I have an 03 Yamaha Grizzly 660 with a 60" plow and a blower. The ATV has been great done most everything I asked of it, pulled out lots of deer, brush and trees. But now as I get older I'm thinking of trading it for a side by side. It would be so much nice for hunting season to have a side by side. Seems like it would be much easier to transport my budies with a side by side.


----------



## Dave T (Feb 11, 2009)

Hedgehog;1225589 said:


> I live in Masssachusetts were there isnt too many places to ride but have access to a place in Lincoln ME. I have been thinking about selling the plow off my truck and buying a used ATV or UTV to plow my driveway and take trail riding. I have used a ATV before to plow and to me, it works better than the plow on my truck because of manuverability. With that said if you could only own one, which would it be, a ATV or UTV for plowing and trail riding?


I just plowed about 3" of snow with about a 1/2" of sleet, freezing rain, and rain mixed in. Took me about 2 hours to do what I usually do in 1 hour.

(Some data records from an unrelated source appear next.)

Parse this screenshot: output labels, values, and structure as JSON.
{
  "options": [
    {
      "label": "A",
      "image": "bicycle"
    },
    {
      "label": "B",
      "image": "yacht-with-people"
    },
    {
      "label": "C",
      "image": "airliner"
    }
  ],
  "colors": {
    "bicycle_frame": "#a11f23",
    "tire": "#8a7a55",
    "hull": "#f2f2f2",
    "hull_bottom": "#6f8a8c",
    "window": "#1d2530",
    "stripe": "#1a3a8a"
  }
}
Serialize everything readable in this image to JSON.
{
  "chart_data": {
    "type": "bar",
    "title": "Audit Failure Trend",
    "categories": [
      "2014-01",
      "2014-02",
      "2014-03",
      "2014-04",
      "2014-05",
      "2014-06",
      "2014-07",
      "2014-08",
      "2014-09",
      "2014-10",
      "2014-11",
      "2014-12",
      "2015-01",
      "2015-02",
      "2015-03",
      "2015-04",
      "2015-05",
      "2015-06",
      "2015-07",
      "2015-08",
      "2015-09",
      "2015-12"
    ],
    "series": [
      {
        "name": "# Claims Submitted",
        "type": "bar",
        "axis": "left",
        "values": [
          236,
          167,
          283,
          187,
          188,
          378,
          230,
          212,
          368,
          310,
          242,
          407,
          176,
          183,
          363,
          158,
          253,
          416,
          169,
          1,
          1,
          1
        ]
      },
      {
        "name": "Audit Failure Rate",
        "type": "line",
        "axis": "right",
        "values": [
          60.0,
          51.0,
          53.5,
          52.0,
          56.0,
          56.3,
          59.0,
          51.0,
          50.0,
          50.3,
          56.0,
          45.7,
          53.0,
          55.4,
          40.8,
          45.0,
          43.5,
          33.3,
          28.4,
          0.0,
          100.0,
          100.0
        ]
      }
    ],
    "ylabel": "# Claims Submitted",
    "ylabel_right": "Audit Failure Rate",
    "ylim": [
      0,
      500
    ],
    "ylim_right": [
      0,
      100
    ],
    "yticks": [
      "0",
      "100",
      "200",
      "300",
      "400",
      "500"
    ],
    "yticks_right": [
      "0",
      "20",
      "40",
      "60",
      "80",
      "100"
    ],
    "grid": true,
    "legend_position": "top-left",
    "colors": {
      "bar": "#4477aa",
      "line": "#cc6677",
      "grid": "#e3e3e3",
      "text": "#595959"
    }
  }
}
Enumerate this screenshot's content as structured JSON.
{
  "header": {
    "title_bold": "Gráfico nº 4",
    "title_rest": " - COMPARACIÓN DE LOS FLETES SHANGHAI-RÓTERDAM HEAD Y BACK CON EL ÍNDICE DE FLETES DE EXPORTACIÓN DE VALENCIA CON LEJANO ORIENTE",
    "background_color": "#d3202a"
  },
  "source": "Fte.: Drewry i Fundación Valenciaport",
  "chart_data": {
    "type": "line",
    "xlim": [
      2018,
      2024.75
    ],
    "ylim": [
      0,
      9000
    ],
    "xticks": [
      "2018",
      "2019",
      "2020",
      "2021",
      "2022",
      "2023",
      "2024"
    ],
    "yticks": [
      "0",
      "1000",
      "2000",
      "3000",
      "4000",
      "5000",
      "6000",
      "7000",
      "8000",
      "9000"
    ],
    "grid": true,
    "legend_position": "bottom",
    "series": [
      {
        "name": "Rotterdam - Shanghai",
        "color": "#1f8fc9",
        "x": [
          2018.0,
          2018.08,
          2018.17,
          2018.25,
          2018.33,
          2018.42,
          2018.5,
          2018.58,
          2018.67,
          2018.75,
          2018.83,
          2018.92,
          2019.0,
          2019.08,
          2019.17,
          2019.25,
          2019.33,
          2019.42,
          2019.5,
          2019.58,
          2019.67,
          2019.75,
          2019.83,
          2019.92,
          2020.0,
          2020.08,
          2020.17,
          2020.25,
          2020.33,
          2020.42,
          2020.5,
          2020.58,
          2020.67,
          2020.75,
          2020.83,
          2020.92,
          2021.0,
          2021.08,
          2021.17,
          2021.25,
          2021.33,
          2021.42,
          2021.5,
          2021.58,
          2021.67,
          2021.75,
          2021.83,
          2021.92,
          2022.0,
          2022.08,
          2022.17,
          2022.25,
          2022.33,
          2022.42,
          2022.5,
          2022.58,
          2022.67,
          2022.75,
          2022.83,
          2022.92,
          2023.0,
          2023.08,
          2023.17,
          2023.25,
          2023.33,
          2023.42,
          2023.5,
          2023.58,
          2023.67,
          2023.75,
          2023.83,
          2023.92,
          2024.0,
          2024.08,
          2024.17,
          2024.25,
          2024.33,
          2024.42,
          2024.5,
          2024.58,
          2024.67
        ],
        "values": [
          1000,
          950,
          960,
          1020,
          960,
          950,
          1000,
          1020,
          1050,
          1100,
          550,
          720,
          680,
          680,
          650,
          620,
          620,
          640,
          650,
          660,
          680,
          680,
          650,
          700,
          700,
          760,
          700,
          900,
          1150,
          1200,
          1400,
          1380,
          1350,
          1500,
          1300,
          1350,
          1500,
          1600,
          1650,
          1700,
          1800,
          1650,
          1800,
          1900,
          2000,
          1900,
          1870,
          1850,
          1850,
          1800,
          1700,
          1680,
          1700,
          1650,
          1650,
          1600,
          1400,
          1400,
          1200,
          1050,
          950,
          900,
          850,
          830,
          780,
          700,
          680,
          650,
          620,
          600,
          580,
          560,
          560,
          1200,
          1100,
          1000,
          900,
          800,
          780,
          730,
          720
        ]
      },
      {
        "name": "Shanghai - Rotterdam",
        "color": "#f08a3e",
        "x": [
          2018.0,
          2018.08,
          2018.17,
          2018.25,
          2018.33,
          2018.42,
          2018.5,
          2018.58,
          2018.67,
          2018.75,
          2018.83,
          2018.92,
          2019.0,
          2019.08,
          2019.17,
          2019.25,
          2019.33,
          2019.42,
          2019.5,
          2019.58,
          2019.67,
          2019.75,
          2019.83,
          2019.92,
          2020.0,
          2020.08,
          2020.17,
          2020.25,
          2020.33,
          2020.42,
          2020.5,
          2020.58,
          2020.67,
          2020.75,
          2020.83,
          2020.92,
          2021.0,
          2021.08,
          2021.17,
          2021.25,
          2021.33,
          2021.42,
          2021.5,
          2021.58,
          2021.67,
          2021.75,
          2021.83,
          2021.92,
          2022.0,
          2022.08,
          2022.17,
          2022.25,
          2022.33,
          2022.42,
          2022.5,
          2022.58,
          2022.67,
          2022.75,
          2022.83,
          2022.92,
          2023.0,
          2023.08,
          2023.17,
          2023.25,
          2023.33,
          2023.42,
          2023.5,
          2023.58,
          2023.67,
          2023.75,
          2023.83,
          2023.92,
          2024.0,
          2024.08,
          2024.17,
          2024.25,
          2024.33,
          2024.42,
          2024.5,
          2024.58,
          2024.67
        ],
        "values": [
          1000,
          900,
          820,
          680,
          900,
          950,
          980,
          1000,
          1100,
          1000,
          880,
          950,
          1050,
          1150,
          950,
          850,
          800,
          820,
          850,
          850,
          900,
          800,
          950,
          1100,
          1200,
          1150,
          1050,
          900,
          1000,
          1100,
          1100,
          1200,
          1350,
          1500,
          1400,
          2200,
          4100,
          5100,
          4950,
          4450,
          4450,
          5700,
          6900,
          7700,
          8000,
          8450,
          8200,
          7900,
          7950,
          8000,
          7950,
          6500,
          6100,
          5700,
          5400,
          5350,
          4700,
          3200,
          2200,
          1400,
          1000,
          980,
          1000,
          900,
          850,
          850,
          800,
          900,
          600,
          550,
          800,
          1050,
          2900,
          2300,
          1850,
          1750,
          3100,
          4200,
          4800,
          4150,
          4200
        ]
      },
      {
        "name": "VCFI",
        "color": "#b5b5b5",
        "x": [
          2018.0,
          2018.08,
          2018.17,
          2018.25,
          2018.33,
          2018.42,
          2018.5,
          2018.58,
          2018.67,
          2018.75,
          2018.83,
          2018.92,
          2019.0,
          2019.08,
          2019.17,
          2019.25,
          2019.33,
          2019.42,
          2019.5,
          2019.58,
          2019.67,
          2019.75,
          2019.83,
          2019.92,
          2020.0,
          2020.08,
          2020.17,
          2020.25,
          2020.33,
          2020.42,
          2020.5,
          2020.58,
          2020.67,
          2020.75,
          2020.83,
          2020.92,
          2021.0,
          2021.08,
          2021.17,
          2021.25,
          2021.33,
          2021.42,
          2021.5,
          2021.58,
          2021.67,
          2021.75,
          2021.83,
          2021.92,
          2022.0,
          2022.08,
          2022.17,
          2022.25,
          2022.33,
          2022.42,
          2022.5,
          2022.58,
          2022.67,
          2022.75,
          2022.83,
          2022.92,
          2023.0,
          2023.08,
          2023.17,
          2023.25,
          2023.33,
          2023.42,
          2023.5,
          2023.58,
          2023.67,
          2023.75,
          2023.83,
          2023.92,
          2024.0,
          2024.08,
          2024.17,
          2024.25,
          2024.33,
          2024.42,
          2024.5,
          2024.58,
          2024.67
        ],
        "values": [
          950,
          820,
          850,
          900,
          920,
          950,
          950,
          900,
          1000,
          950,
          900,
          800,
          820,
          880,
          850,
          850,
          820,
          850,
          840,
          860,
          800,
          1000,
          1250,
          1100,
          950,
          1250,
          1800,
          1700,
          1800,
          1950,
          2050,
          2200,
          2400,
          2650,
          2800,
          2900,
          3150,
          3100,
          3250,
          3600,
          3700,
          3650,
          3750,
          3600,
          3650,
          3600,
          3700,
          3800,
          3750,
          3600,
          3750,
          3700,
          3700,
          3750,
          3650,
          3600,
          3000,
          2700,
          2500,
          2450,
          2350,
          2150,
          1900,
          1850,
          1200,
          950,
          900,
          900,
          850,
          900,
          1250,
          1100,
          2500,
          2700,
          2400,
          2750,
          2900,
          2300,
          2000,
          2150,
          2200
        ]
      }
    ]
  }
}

I could have done it in about 15 minutes with a truck... wish I had a truck with a plow. 

Of course, I wouldn't be able to take the truck on the trials we ride when this white crap is all gone.


----------



## carkey351 (Oct 18, 2010)

depends on how much money you got -if I remember right a new UTV starts at something like 10,000 where you can get a new ATV for like 7,000 up... UTV can probably push more, but is less maneuverable to a degree. I would get what you like better and be happy with it. a UTV usually has a cab or at least the provisions for it, which when its windy would be nice.


----------



## ctplower1322 (Nov 22, 2010)

I love plowing with my atv, i find that the utvs for the most part can push the same amount of snow and their bigger so you loose out on the maneuverability. Also there are plenty of places to ride in MA, i don't know what part of the state your from but I ride there about once a month on public trail systems.


----------



## Hedgehog (Nov 18, 2006)

I live in the southeast part of Massachusetts. There isnt any legal ATV riding east of the Berkeshire's. Its a damn shame, they charge you 6 1/2% sales tax on these, then charge you $40 to register and the only riding is close to 3 hours away. If I ever buy another, I will buy is New Hampshire ,register in NH & ride it in NH since its closer. Mass. can kiss my a** on the sales tax until they give us a place to use them.


----------



## ctplower1322 (Nov 22, 2010)

Ahh I see, I ride all within the Berkshires, Pittsfield, October Mtn, Tolland, and Beartown state forests as well as all of the gas lines and power lines. I also have a buddy with a house up in VT and the trails up there are never ending.


----------



## atv4wheeler (Feb 1, 2011)

One of my best friends lives in CT. and if you think we have it bad in MA. you ain't seen nothing yet. Imagine ZERO places to ride an ATV legally. My friend has a buddy who is a local DEP officer and they have a small riding group that goes out at night in a forest in Glastonbury. Funny, even the DEP officer rides illegally. That's how bad it is.


----------



## IPLOWSNO (Oct 11, 2008)

as cool as a utv would be i would think i would be faster on a quad, that and my back probably couldn't take the beating


----------



## jim331656 (Dec 29, 2010)

An atv will get you in some tight spots and move tons of snow. I think would keep the truck plow if I were leaning UTV.


----------